Columbo has really taken to the decking that occupies the far corner of the little garden. He lies on his back with his eyes closed, his big belly as white as my freshly pegged out laundry. Closing his eyes, he waves his paws around as he tries to catch butterflies or birds or whatever other imaginary creatures flutter through the dreamscape of a cat’s mind.
The weather is unsettling. It’s warm, but somehow the warmth doesn’t quite fill the air; somewhere inside it there’s a chill that reminds you that autumn is not far away.
I find this kind of weather a bit spooky because it always takes me back to the time when I left home to go to University, as thousands of fledgling students are about to do this year in their turn. I did it 26 years ago, getting on a train at Newcastle Central station with my bags of books and clothes. I said goodbye to my parents there. There was never any question of them taking me in the car all the way to Cambridge. It wasn’t practical and I wouldn’t have wanted them to do it. After changing from the Inter City at Peterborough onto a local train, we trundled through the flatness of East Anglia until it reached Cambridge. The weather, at least in my memory, was exactly like today.

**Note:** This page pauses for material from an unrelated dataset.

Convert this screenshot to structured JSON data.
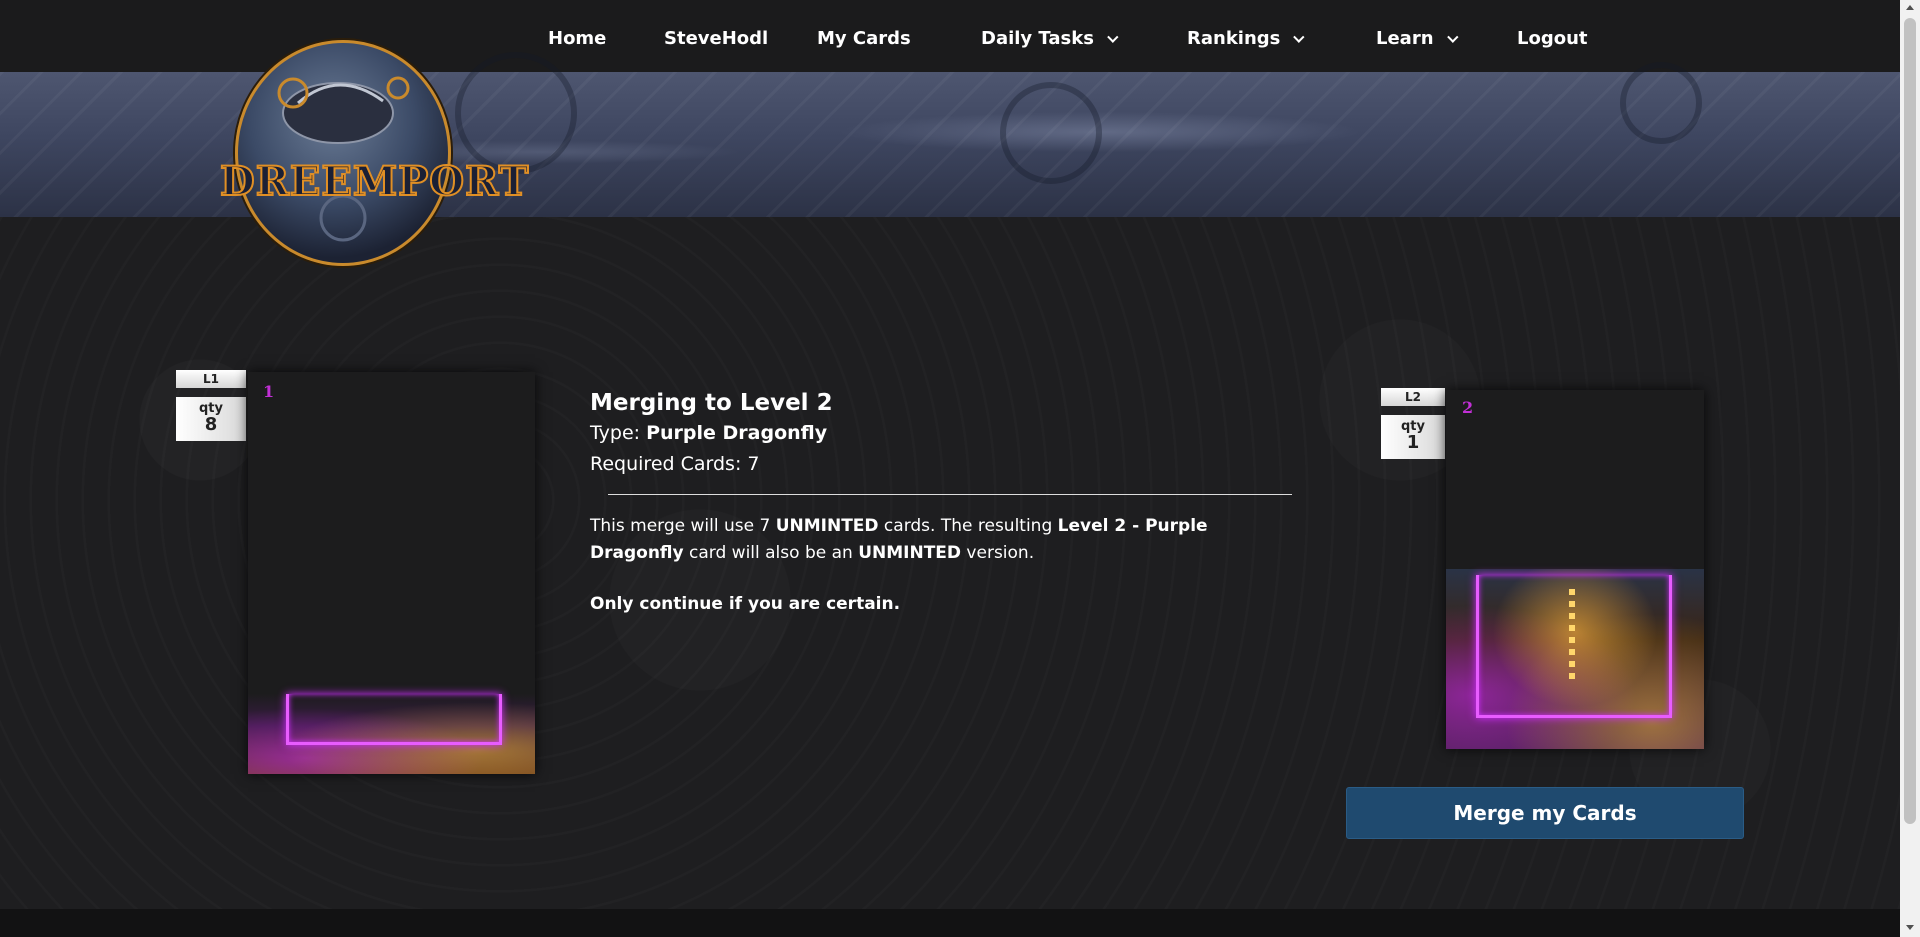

I don’t remember much about the actual journey, but I must have felt a mixture of fear and excitement. Nobody in my family had ever been to University before, let alone to Cambridge. Come to think of it, nobody from my family has done so since either. I was a bit worried about whether the course I would take in Natural Sciences would turn out to be difficult, but I think my main concern was how I would fit in generally.

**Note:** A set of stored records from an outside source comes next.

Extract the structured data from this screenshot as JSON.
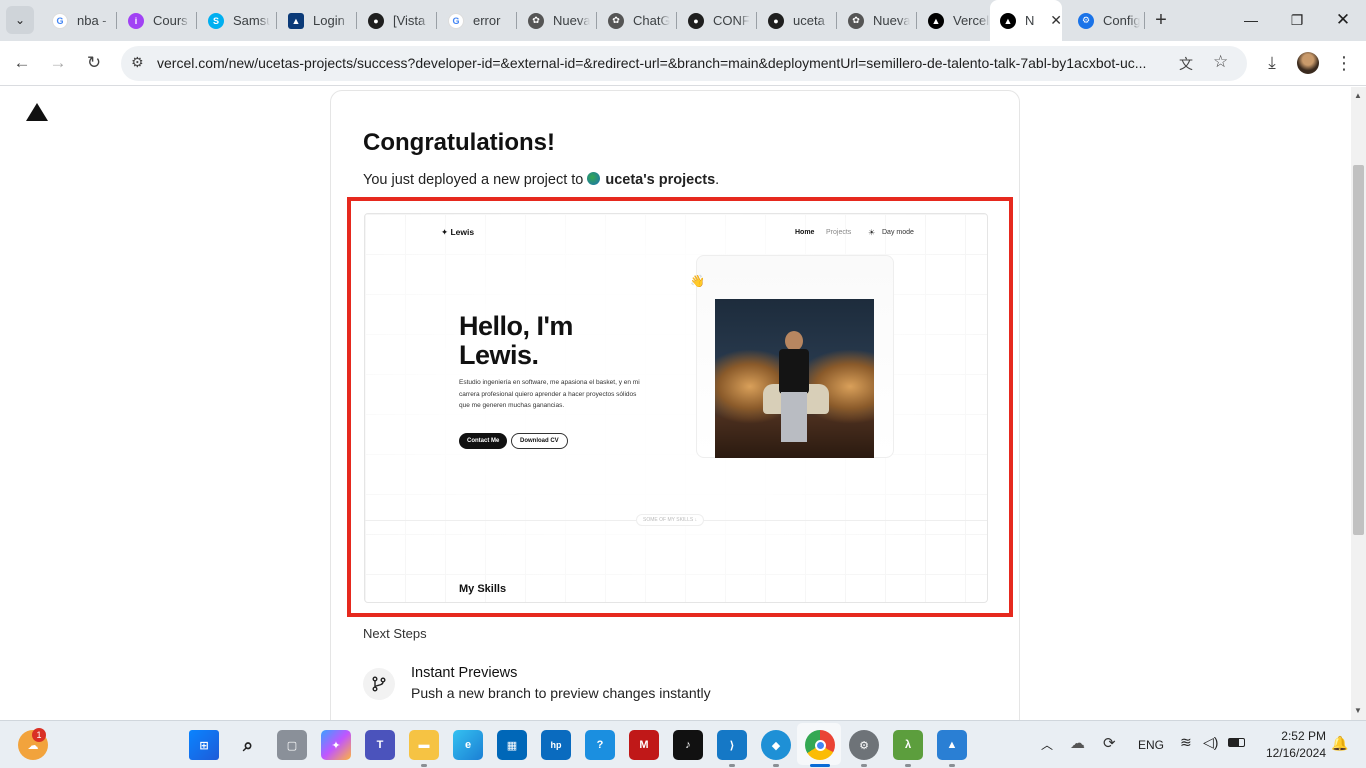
{
  "tabs": [
    {
      "title": "nba - ",
      "icon": "google-icon",
      "color": "#4285f4"
    },
    {
      "title": "Cours",
      "icon": "course-icon",
      "color": "#a142f4"
    },
    {
      "title": "Samsu",
      "icon": "skype-icon",
      "color": "#00aff0"
    },
    {
      "title": "Login",
      "icon": "atlassian-icon",
      "color": "#0b3a78"
    },
    {
      "title": "[Vista",
      "icon": "github-icon",
      "color": "#1f1f1f"
    },
    {
      "title": "error ",
      "icon": "google-icon",
      "color": "#4285f4"
    },
    {
      "title": "Nueva",
      "icon": "openai-icon",
      "color": "#555555"
    },
    {
      "title": "ChatG",
      "icon": "openai-icon",
      "color": "#555555"
    },
    {
      "title": "CONF",
      "icon": "github-icon",
      "color": "#1f1f1f"
    },
    {
      "title": "uceta",
      "icon": "github-icon",
      "color": "#1f1f1f"
    },
    {
      "title": "Nueva",
      "icon": "openai-icon",
      "color": "#555555"
    },
    {
      "title": "Vercel",
      "icon": "vercel-icon",
      "color": "#000000"
    },
    {
      "title": "N",
      "icon": "vercel-icon",
      "color": "#000000",
      "active": true
    },
    {
      "title": "Config",
      "icon": "settings-icon",
      "color": "#1a73e8"
    }
  ],
  "address_bar": {
    "url": "vercel.com/new/ucetas-projects/success?developer-id=&external-id=&redirect-url=&branch=main&deploymentUrl=semillero-de-talento-talk-7abl-by1acxbot-uc..."
  },
  "page": {
    "title": "Congratulations!",
    "subtitle_prefix": "You just deployed a new project to",
    "team_name": "uceta's projects",
    "subtitle_suffix": ".",
    "preview": {
      "brand": "✦ Lewis",
      "nav": [
        "Home",
        "Projects",
        "Day mode"
      ],
      "wave_emoji": "👋",
      "headline_1": "Hello, I'm",
      "headline_2": "Lewis.",
      "bio_1": "Estudio ingeniería en software, me apasiona el basket, y en mi",
      "bio_2": "carrera profesional quiero aprender a hacer proyectos sólidos",
      "bio_3": "que me generen muchas ganancias.",
      "contact_btn": "Contact Me",
      "cv_btn": "Download CV",
      "skills_pill": "SOME OF MY SKILLS ↓",
      "skills_heading": "My Skills"
    },
    "next_steps_label": "Next Steps",
    "steps": [
      {
        "title": "Instant Previews",
        "desc": "Push a new branch to preview changes instantly"
      }
    ]
  },
  "taskbar": {
    "lang": "ENG",
    "time": "2:52 PM",
    "date": "12/16/2024",
    "badge_count": "1"
  },
  "colors": {
    "highlight_border": "#e6291e",
    "taskbar_bg": "#e9eef3",
    "tabbar_bg": "#dfe3e7"
  }
}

I had been working between leaving school and starting my undergraduate course, so I had some money in the bank and I was also to receive a full grant. I wasn’t really worried about cash. But I hadn’t come from a posh family and didn’t really know the form. I didn’t have much experience of life outside the North East either. I’d been to London only once before going to Cambridge, and had never been abroad.
I didn’t have any posh clothes, a deficiency I thought would mark me as an outsider. I had always been grateful for having to wear a school uniform (which was bought with vouchers from the Council) because it meant that I dressed the same as the other kids at School, most of whom came from much wealthier families. But this turned out not to matter at all. Regardless of their family background, students were generally a mixture of shabby and fashionable, like they are today. Physics students in particular didn’t even bother with the fashionable bit. Although I didn’t have a proper dinner jacket for the Matriculation Dinner, held for all the new undergraduates, nobody said anything about my dark suit which I was told would be acceptable as long as it was a “lounge suit”. Whatever that is.
Taking a taxi from the station, I finally arrived at Magdalene College. I waited outside, a bundle of nerves, before entering the Porter’s Lodge and starting my life as a student. My name was found and ticked off and a key issued for my room in the Lutyen’s building. It turned out to be a large room, with a kind of screen that could be pulled across to divide the room into two, although I never actually used this contraption. There was a single bed and a kind of cupboard containing a sink and a mirror in the bit that could be hidden by the screen. The rest of the room contained a sofa, a table, a desk, and various chairs, all of them quite old but solidly made. Outside my room, on the landing, was the gyp room, a kind of small kitchen, where I was to make countless cups of tea over the following months, although I never actually cooked anything there.
I struggled in with my bags and sat on the bed. It wasn’t at all like I had imagined. I realised that no amount of imagining would ever really have prepared me for what was going to happen at University.
I stared at my luggage. I suddenly felt like I had landed on a strange island where I didn’t know anyone, and couldn’t remember why I had gone there or what I was supposed to be doing.
After 26 years you get used to that feeling.